Well, drove over the mountains this weekend and the problem was just as bad as it ever was, maybe worse.

Seems to really be worse going downhill. If I am going over 55 mph, it isn't as bad, but noticeable. The worst is when I'm going 45-50 mph and hit the brakes. Starts off bad and just gets worse and worse as you slow down. The worst was on a pretty steep downhill. It seriously felt like I had two oval wheels that were out of phase. There isn't any pushback felt in the brake pedal, but the steering wheel was violently shaking back and forth. As I came to a stop at the bottom of the hill, the truck was wobbling so badly that the truck was rocking back and forth.
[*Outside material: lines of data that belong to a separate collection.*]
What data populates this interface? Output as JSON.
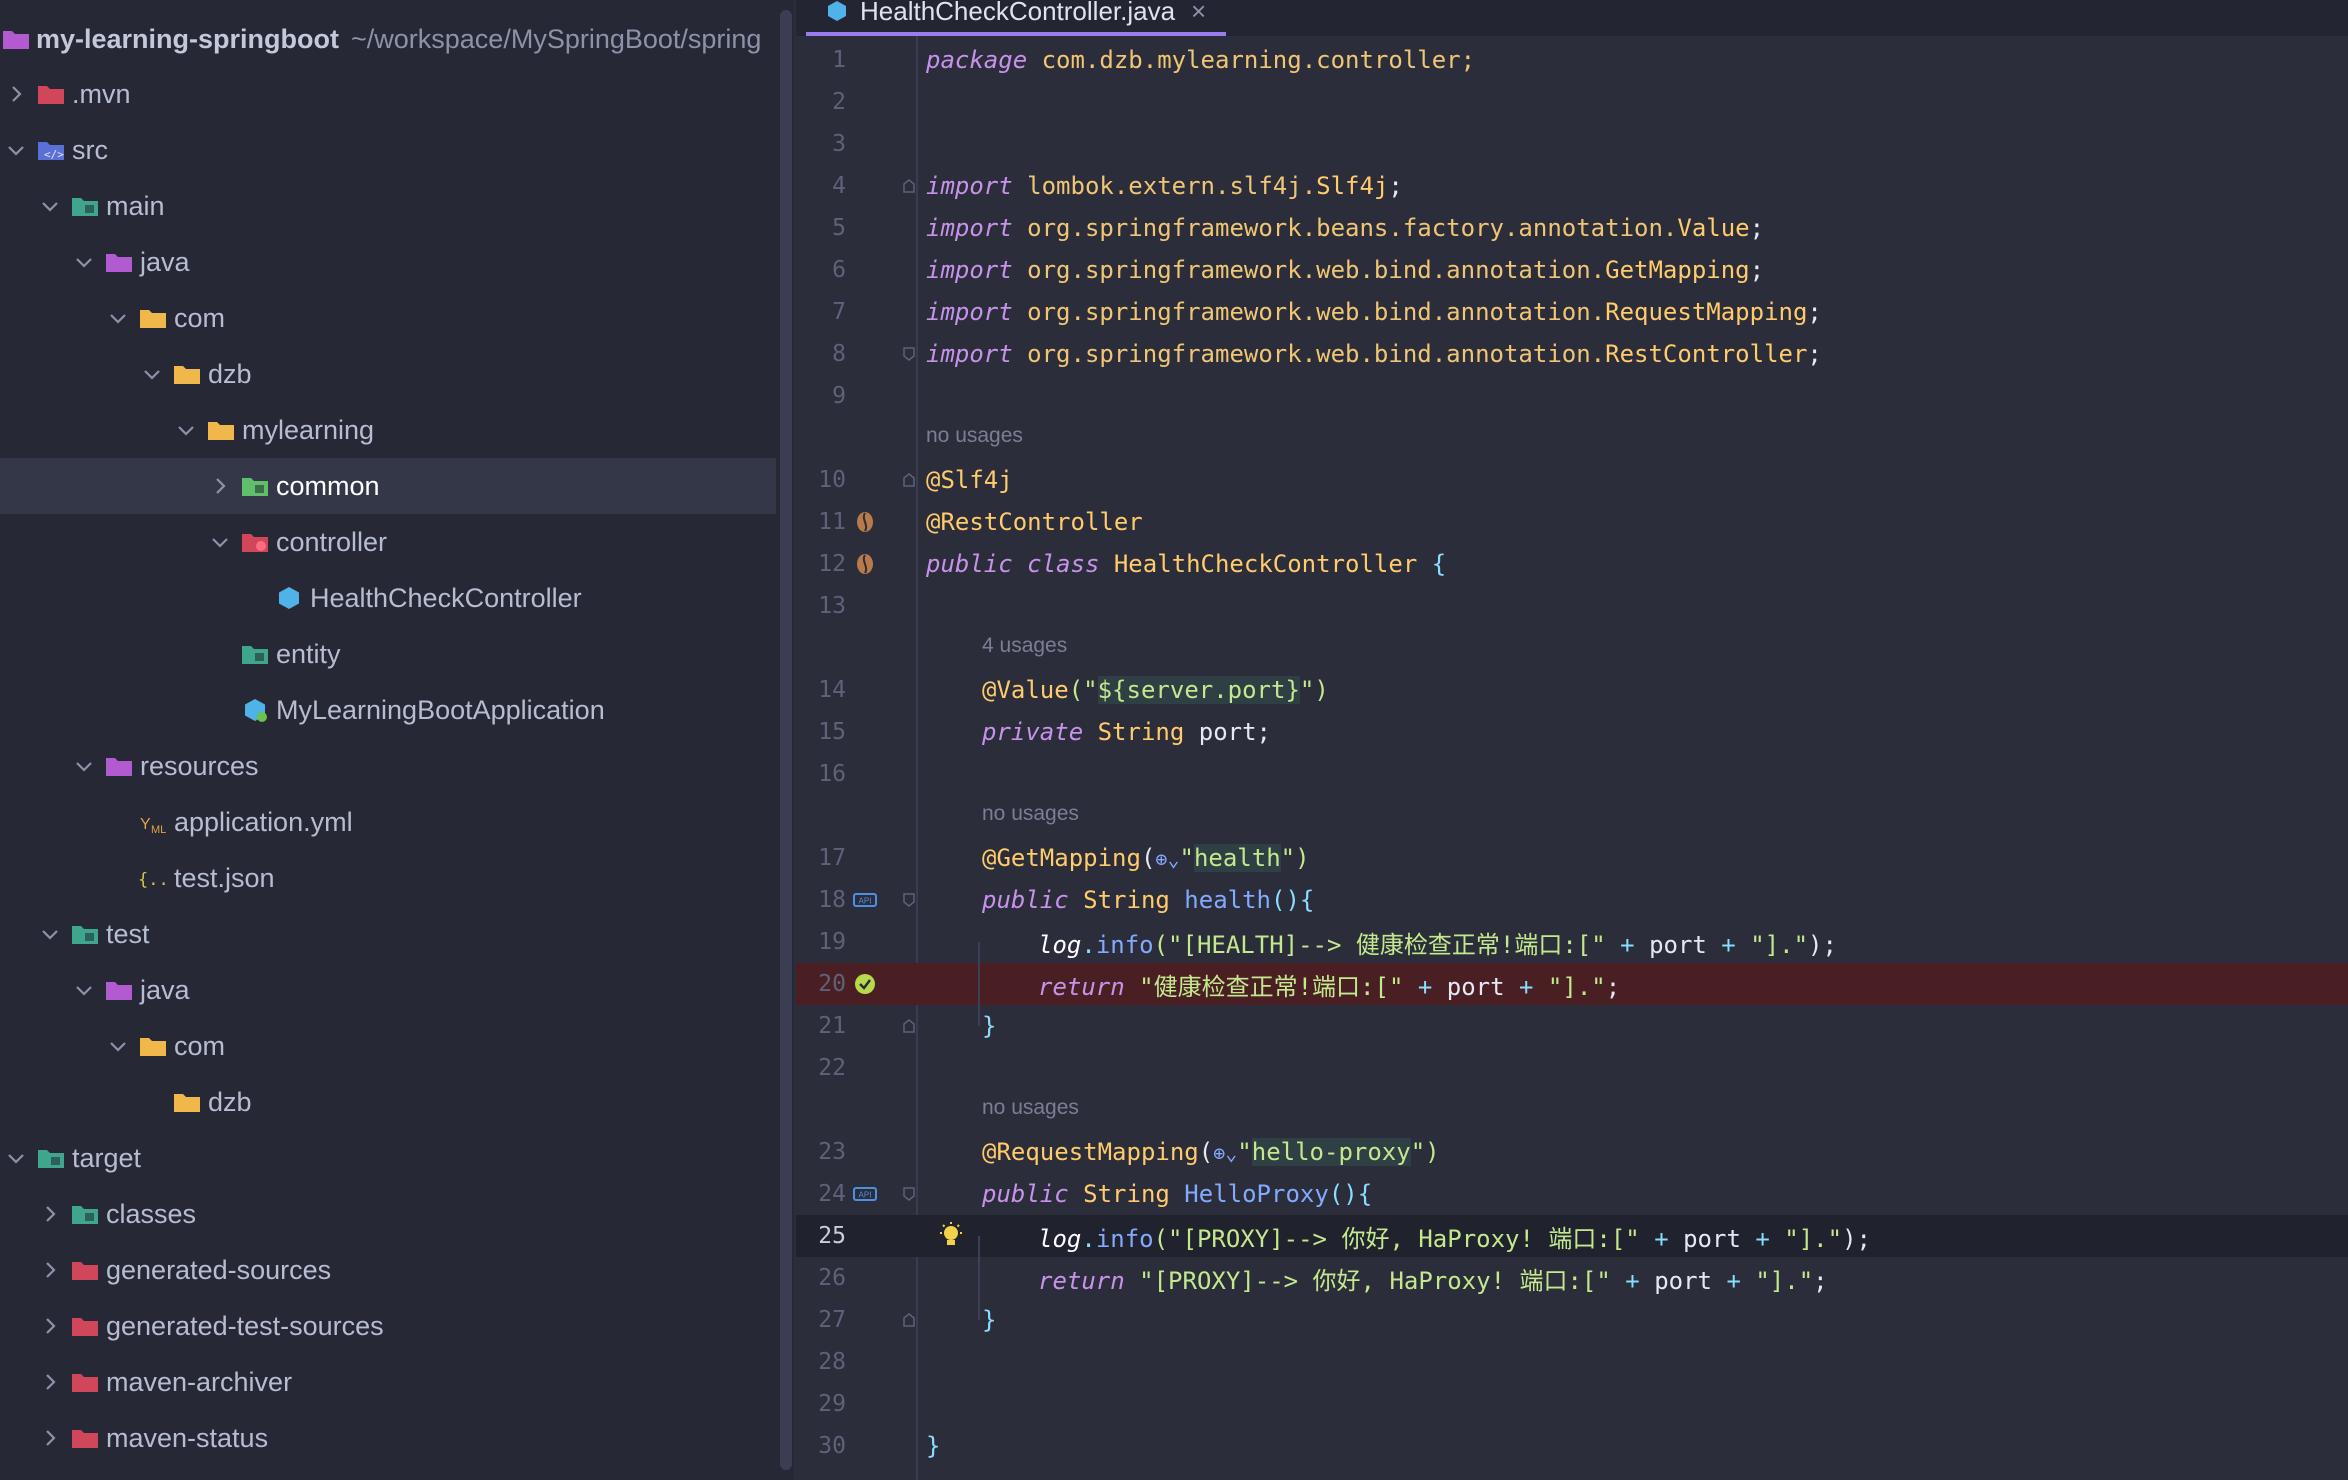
{
  "project": {
    "name": "my-learning-springboot",
    "path": "~/workspace/MySpringBoot/spring"
  },
  "tree": [
    {
      "label": ".mvn",
      "depth": 0,
      "chevron": "right",
      "icon": "folder-maven-icon",
      "color": "#d2465c"
    },
    {
      "label": "src",
      "depth": 0,
      "chevron": "down",
      "icon": "folder-source-icon",
      "color": "#5a6fd8"
    },
    {
      "label": "main",
      "depth": 1,
      "chevron": "down",
      "icon": "folder-module-icon",
      "color": "#3fa58d"
    },
    {
      "label": "java",
      "depth": 2,
      "chevron": "down",
      "icon": "folder-java-icon",
      "color": "#b25ad0"
    },
    {
      "label": "com",
      "depth": 3,
      "chevron": "down",
      "icon": "folder-icon",
      "color": "#f0b74a"
    },
    {
      "label": "dzb",
      "depth": 4,
      "chevron": "down",
      "icon": "folder-icon",
      "color": "#f0b74a"
    },
    {
      "label": "mylearning",
      "depth": 5,
      "chevron": "down",
      "icon": "folder-icon",
      "color": "#f0b74a"
    },
    {
      "label": "common",
      "depth": 6,
      "chevron": "right",
      "icon": "folder-common-icon",
      "color": "#5fbf6a",
      "selected": true
    },
    {
      "label": "controller",
      "depth": 6,
      "chevron": "down",
      "icon": "folder-controller-icon",
      "color": "#d2465c"
    },
    {
      "label": "HealthCheckController",
      "depth": 7,
      "chevron": "none",
      "icon": "java-class-icon",
      "color": "#4fb3e8"
    },
    {
      "label": "entity",
      "depth": 6,
      "chevron": "none",
      "icon": "folder-entity-icon",
      "color": "#3fa58d"
    },
    {
      "label": "MyLearningBootApplication",
      "depth": 6,
      "chevron": "none",
      "icon": "spring-app-icon",
      "color": "#4fb3e8"
    },
    {
      "label": "resources",
      "depth": 2,
      "chevron": "down",
      "icon": "folder-resources-icon",
      "color": "#b25ad0"
    },
    {
      "label": "application.yml",
      "depth": 3,
      "chevron": "none",
      "icon": "yaml-file-icon",
      "color": "#e0a341"
    },
    {
      "label": "test.json",
      "depth": 3,
      "chevron": "none",
      "icon": "json-file-icon",
      "color": "#d8c24a"
    },
    {
      "label": "test",
      "depth": 1,
      "chevron": "down",
      "icon": "folder-test-icon",
      "color": "#3fa58d"
    },
    {
      "label": "java",
      "depth": 2,
      "chevron": "down",
      "icon": "folder-java-icon",
      "color": "#b25ad0"
    },
    {
      "label": "com",
      "depth": 3,
      "chevron": "down",
      "icon": "folder-icon",
      "color": "#f0b74a"
    },
    {
      "label": "dzb",
      "depth": 4,
      "chevron": "none",
      "icon": "folder-icon",
      "color": "#f0b74a"
    },
    {
      "label": "target",
      "depth": 0,
      "chevron": "down",
      "icon": "folder-target-icon",
      "color": "#3fa58d"
    },
    {
      "label": "classes",
      "depth": 1,
      "chevron": "right",
      "icon": "folder-classes-icon",
      "color": "#3fa58d"
    },
    {
      "label": "generated-sources",
      "depth": 1,
      "chevron": "right",
      "icon": "folder-red-icon",
      "color": "#d2465c"
    },
    {
      "label": "generated-test-sources",
      "depth": 1,
      "chevron": "right",
      "icon": "folder-red-icon",
      "color": "#d2465c"
    },
    {
      "label": "maven-archiver",
      "depth": 1,
      "chevron": "right",
      "icon": "folder-red-icon",
      "color": "#d2465c"
    },
    {
      "label": "maven-status",
      "depth": 1,
      "chevron": "right",
      "icon": "folder-red-icon",
      "color": "#d2465c"
    }
  ],
  "editor": {
    "tab_label": "HealthCheckController.java",
    "tab_close": "×",
    "hints": {
      "h1": "no usages",
      "h2": "4 usages",
      "h3": "no usages",
      "h4": "no usages"
    },
    "line_numbers": [
      "1",
      "2",
      "3",
      "4",
      "5",
      "6",
      "7",
      "8",
      "9",
      "10",
      "11",
      "12",
      "13",
      "14",
      "15",
      "16",
      "17",
      "18",
      "19",
      "20",
      "21",
      "22",
      "23",
      "24",
      "25",
      "26",
      "27",
      "28",
      "29",
      "30"
    ],
    "code": {
      "l1": [
        "package",
        " com.dzb.mylearning.controller;"
      ],
      "l4": [
        "import",
        " lombok.extern.slf4j.",
        "Slf4j",
        ";"
      ],
      "l5": [
        "import",
        " org.springframework.beans.factory.annotation.",
        "Value",
        ";"
      ],
      "l6": [
        "import",
        " org.springframework.web.bind.annotation.",
        "GetMapping",
        ";"
      ],
      "l7": [
        "import",
        " org.springframework.web.bind.annotation.",
        "RequestMapping",
        ";"
      ],
      "l8": [
        "import",
        " org.springframework.web.bind.annotation.",
        "RestController",
        ";"
      ],
      "l10": [
        "@Slf4j"
      ],
      "l11": [
        "@RestController"
      ],
      "l12": [
        "public class",
        " HealthCheckController",
        " {"
      ],
      "l14": [
        "@Value",
        "(\"",
        "${",
        "server.port",
        "}",
        "\")"
      ],
      "l15": [
        "private",
        " String",
        " port;"
      ],
      "l17": [
        "@GetMapping",
        "(",
        "\"",
        "health",
        "\")"
      ],
      "l18": [
        "public",
        " String",
        " health",
        "(){"
      ],
      "l19": [
        "log",
        ".",
        "info",
        "(\"[HEALTH]--> 健康检查正常!端口:[\"",
        " + ",
        "port",
        " + ",
        "\"].\"",
        ");"
      ],
      "l20": [
        "return",
        " \"健康检查正常!端口:[\"",
        " + ",
        "port",
        " + ",
        "\"].\"",
        ";"
      ],
      "l21": [
        "}"
      ],
      "l23": [
        "@RequestMapping",
        "(",
        "\"",
        "hello-proxy",
        "\")"
      ],
      "l24": [
        "public",
        " String",
        " HelloProxy",
        "(){"
      ],
      "l25": [
        "log",
        ".",
        "info",
        "(\"[PROXY]--> 你好, HaProxy! 端口:[\"",
        " + ",
        "port",
        " + ",
        "\"].\"",
        ");"
      ],
      "l26": [
        "return",
        " \"[PROXY]--> 你好, HaProxy! 端口:[\"",
        " + ",
        "port",
        " + ",
        "\"].\"",
        ";"
      ],
      "l27": [
        "}"
      ],
      "l30": [
        "}"
      ]
    }
  }
}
Only issue I ran into doing the wheel bearing adjustment was noticing the star washer wasn't tabbed in to keep the outer nut from loosening. I fixed that on this attempt, but have been thinking about it more. The spindles looked fine, but the thrust washers both had some pretty good grooves worn into them where they contact the wheel bearings. I'm assuming that's from being too loose? Would these grooves cause any problems? I was going to replace the thrust washers and adjust again. I might not have cleaned all the grease off the bearing surface where it contacts the thrust washers, either, so the torque could be off. I'm stumped. Grasping at straws.
 
Jack the front up & see if they're loose again.
 
Yeah, on the list. Just got home from a hunting trip to thunder, lightning and pouring rain. I'll check it tomorrow, but it's wandering again and you can hear/feel a little clunk when you hit potholes in the road.
 
...
OEM rotors, so no slots or holes...

The slots I'm talking about are the slots between one disc surface and the other. I.e., in between the two discs making up each rotor. There are slots there that allow for cooling of the "back side" of each disc surface. If some of those get plugged with mud then the discs are not cooled evenly around their entire circumference, leading to hot spots and different friction coefficients at that part of the rotor. That said, it sounds like your problem is not when the brakes get hot, but rather only when traveling at certain speeds. So I don't plugged slots are your problem.
 
I'm betting if you bed in the pads again it will go away
 
Not sure why I'd need to bed the pads in again. Would they not settle back in to their grooves when you drive? Thought that was more for matching the friction surface of a new pad up to a used rotor.

I did notice that the 100-series pads were extending a bit below the rotor surface and the pads were a little tricky to pull out, due to a ~1/16" chunk of pad material that was unworn/thicker than the rest of the pad. Thought I remember somebody recommending taking a dremel tool to the bottom of the 100-series pad to prevent this.